If the Engineers can be bothered, they construct a Phoenix to fend off the dragon:
phoenix

A battle ensues, which always ends in a draw, possibly because of the police in riot gear who are standing warily nearby:
dragon phoenix battle

The dragon continues on the the arts quad, where it is then burned. I think this is symbolic of something; potentially it symbolizes the love college students have for burning things.

burning dragon

After that, I had to get back to working on my IISWC paper, which thankfully had the deadline extended by a week.

Now for some less exciting things.

Here's yet another picture of Triphammer Falls, which always manages to look scenic:
triphammer falls

You know you are in trouble when you not only have warning signs about killer ice falling off buildings, but you have to build a scaffolding to protect people:
falling ice

I have to wonder what the problem was here that necessitated these signs. Is it a liability problem with people slipping on ice? Were people walking in the slushy path and dragging salt into the lecture hall? Or were people walking on the cleared landscaping instead of the path? In any case, I walked the non-cleared path just to be contrary.
cleared path

The following sign is a good example of why a little bit of punctuation can really help clear up what it is you are trying to say:
no parking creates blindspot

These benches always bother me.

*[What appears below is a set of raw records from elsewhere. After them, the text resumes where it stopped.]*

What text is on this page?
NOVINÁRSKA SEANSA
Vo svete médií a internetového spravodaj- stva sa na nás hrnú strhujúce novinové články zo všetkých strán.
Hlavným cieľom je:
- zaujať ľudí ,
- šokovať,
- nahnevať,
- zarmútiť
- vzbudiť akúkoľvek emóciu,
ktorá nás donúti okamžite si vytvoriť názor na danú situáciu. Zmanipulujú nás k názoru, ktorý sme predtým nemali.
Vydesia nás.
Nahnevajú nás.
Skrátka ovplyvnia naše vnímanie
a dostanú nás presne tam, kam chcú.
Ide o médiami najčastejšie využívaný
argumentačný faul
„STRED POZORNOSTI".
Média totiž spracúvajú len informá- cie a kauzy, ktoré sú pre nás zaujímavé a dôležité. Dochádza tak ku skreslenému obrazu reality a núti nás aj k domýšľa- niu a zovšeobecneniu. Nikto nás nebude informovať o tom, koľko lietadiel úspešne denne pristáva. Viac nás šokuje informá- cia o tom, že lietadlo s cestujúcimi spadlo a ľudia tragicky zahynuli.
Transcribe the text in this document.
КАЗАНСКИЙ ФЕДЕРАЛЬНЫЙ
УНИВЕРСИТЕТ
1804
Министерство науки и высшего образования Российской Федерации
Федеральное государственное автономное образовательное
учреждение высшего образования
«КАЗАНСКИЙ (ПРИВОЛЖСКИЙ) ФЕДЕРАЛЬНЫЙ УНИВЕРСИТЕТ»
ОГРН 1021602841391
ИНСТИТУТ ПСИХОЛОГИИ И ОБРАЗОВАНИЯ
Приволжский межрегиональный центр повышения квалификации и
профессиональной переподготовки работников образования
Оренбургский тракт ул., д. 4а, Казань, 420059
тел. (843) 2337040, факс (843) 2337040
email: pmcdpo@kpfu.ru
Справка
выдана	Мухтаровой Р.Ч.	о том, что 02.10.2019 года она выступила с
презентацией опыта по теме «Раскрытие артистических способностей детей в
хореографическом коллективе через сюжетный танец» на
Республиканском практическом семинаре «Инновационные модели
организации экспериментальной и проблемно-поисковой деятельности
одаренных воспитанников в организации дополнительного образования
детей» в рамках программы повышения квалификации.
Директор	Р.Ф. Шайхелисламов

Someone cut down a huge tree, making one single massive beam with many potential uses... and they make a bench out of it?
stupid bench

Anyway, I had a camera on campus already, so why not take pictures of my office. The walls in our office were boring, so I have gradually hung up pictures from my travels. It gives the undergrads something to look at while waiting their turns during office hours. You can also see LED lights if you look carefully.
my office

We have the traditional white board. I used to update the guinea pig picture with the seasons, but someone has stolen all of our dry-erase markers so it's hard to make snow without a black one, and I can't update the guinea pig until I can find another orange one. The circuit board hanging at the top is a disassembled Pentium II cartridge.
whiteboard

And I'll end with what it looks like out my window from December through April (I'm exagerating. Sometimes it snows in November too). To the left is the Cornell baseball field (I had a better angle to watch from in my old office). You can't tell from the picture, but the odd projection of Rhodes Hall (the big green thing) causes weird wind vortexes, so often the snow goes *up* outside my window instead of down. snow

With any luck, the snow will stop by May, and I can move on to unsuccessfully trying to grow cantaloupe on our deck again.